Homélie du 31ème dimanche A :
Lectures : Mi 1, 14b-2, 2b.8-10; Ps 130 (131); 1 Th2, 7b-9.13; Mt 23, 1-12
Mes sœurs et mes frères, depuis 5 dimanches, Jésus s’en prend aux scribes et aux pharisiens qui jettent de la poudre aux yeux avec leurs rêves blingblings. Bouffis d’orgueil, ils sont gonflés comme des ballons. Le 26ème dimanche nous a présenté la parabole de 2 enfants (qui a fait la volonté du père ?). Quant au 27ème, il s’agissait des vignerons homicides qui tuent même l’héritier; au 28ème des invités indignes. Le 29ème dimanche parlait de l’impôt (rendre à César ce qui est à César et à Dieu ce qui est à Dieu). Le dimanche dernier, le 30ème, a abordé le plus grand commandement (tu aimeras !).

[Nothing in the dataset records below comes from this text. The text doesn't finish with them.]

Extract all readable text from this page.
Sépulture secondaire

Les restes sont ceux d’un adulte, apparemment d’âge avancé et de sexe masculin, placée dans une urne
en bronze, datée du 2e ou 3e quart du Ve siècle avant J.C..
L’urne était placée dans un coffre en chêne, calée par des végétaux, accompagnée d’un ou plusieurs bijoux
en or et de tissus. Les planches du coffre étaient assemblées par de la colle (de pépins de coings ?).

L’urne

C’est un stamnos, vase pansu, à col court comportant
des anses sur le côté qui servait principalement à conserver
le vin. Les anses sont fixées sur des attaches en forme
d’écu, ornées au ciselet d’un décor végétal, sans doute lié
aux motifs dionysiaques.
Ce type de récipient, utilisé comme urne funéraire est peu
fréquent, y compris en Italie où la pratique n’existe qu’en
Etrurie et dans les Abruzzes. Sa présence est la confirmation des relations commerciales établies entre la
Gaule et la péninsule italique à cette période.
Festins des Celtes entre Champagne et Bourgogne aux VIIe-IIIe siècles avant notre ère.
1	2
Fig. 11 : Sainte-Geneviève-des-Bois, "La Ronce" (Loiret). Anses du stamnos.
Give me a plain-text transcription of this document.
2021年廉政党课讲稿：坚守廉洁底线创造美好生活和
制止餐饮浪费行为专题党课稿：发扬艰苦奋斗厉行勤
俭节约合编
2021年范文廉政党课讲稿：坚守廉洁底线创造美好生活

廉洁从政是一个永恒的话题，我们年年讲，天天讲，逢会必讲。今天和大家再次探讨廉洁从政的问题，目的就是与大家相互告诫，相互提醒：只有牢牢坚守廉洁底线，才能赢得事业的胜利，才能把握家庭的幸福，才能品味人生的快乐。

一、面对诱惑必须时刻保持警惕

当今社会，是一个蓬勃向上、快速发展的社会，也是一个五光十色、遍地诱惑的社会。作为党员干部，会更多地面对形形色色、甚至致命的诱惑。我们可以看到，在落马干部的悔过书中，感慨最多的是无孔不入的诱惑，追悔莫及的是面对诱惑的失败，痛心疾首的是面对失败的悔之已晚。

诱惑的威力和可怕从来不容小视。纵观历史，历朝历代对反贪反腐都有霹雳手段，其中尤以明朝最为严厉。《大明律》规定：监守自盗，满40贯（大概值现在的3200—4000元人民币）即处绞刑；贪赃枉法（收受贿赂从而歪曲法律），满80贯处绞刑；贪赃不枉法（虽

Aujourd’hui, 31ème dimanche, rebelote, Jésus développe le profil de la personnalité pharisaïque… Notons d’entrée de jeu qu’il ne met guère en cause le contenu de l’enseignement des scribes et des pharisiens, il recommande même de l’appliquer : « Pratiquez ce qu’ils enseignent, mais n’agissez pas d’après leurs actes« .

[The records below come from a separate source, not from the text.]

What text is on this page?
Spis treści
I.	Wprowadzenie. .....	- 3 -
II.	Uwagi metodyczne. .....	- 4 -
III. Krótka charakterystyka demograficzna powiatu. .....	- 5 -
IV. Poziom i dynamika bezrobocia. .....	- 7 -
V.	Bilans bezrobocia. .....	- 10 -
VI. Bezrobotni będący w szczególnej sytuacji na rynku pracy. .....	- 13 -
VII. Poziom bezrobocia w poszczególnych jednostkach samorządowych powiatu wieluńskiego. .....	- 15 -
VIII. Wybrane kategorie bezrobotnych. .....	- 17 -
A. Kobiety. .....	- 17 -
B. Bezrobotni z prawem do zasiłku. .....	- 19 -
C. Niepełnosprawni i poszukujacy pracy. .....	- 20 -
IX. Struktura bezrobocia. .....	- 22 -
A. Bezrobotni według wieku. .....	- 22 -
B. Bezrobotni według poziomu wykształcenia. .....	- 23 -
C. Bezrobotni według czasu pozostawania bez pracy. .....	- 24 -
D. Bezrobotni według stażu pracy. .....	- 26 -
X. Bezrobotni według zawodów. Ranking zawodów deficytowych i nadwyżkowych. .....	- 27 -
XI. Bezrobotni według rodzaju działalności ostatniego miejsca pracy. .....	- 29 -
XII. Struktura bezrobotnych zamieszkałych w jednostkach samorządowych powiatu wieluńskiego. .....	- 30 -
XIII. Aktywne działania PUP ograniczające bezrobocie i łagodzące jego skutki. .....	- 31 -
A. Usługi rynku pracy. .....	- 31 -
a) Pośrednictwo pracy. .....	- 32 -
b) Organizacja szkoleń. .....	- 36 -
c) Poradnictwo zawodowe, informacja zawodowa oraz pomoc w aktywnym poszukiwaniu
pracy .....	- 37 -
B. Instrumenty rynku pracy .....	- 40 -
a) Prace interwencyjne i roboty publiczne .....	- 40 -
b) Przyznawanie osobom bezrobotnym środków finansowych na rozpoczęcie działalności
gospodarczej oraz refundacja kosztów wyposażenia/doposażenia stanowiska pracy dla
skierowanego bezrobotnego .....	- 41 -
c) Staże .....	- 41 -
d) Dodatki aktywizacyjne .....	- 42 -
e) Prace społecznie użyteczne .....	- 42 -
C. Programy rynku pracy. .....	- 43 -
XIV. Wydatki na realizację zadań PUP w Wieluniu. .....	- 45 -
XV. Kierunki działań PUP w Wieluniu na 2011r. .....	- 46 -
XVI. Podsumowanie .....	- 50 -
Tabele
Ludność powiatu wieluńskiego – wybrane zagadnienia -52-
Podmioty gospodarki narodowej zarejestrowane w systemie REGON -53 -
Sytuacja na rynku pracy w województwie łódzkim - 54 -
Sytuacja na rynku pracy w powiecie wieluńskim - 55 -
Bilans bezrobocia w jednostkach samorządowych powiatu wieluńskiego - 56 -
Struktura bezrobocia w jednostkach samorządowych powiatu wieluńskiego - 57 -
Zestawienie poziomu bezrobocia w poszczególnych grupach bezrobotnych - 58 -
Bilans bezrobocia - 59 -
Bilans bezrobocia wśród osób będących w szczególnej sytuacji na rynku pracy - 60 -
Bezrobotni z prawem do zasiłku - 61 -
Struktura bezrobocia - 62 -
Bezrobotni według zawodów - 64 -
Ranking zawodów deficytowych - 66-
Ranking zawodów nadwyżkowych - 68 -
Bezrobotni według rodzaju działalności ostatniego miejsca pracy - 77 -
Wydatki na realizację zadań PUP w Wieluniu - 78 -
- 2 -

En effet, les pharisiens sont des spécialistes des Ecritures, mais de celles-ci, ils mettent plus l’accent sur la lettre (interprétation littérale du texte) que sur l’esprit (la profondeur qui s’en dégage, l’intention originelle qui a motivé sa rédaction). Ils sont formalistes, pointilleux; ils moralisent, imposent des règles contraignantes, mais ils s’en dispensent eux-mêmes, ils n’en tiennent vraiment pas compte dans leur vie. Se croyant plus proches de Dieu, ils se considèrent meilleurs aux autres qu’ils dénigrent et jugent sévèrement. Ils s’exposent à la tentation des abus de pouvoir et au goût des honneurs en se faisant remarquer. A force de simuler, de mimer la posture de suprématie; à force de vouloir apparaître, ils sont même ridicules ! A se demander pourquoi les velléités de supériorité alors que, comme dit Jésus dans l’Evangile, nous sommes tous frères. « Fratelli tutti », l’encyclique du pape François en dit long !
Chers amis, Jésus dénonce le comportement de celles et de ceux qui donnent des leçons de bonne conduite, sans mettre en pratique ce qu’ils enseignent. En tout cas, les évêques, les prêtres, les diacres, les catéchistes, les éducateurs, les professeurs, les médecins, les parents et grands-parents devront tirer parti de l’Evangile d’aujourd’hui. Comment par exemple interdire à un jeune de fumer, de parler grossièrement, de voir des films violents ou obscènes quand soi-même on n’est pas capable de s’en abstenir ? C’est comme des cloches qui appellent à l’office sans jamais s’y rendre elles-mêmes… C’est cela que Jésus fustige : notre hypocrisie, notre schizophrénie spirituelle, l’incohérence entre ce que nous disons et ce que faisons.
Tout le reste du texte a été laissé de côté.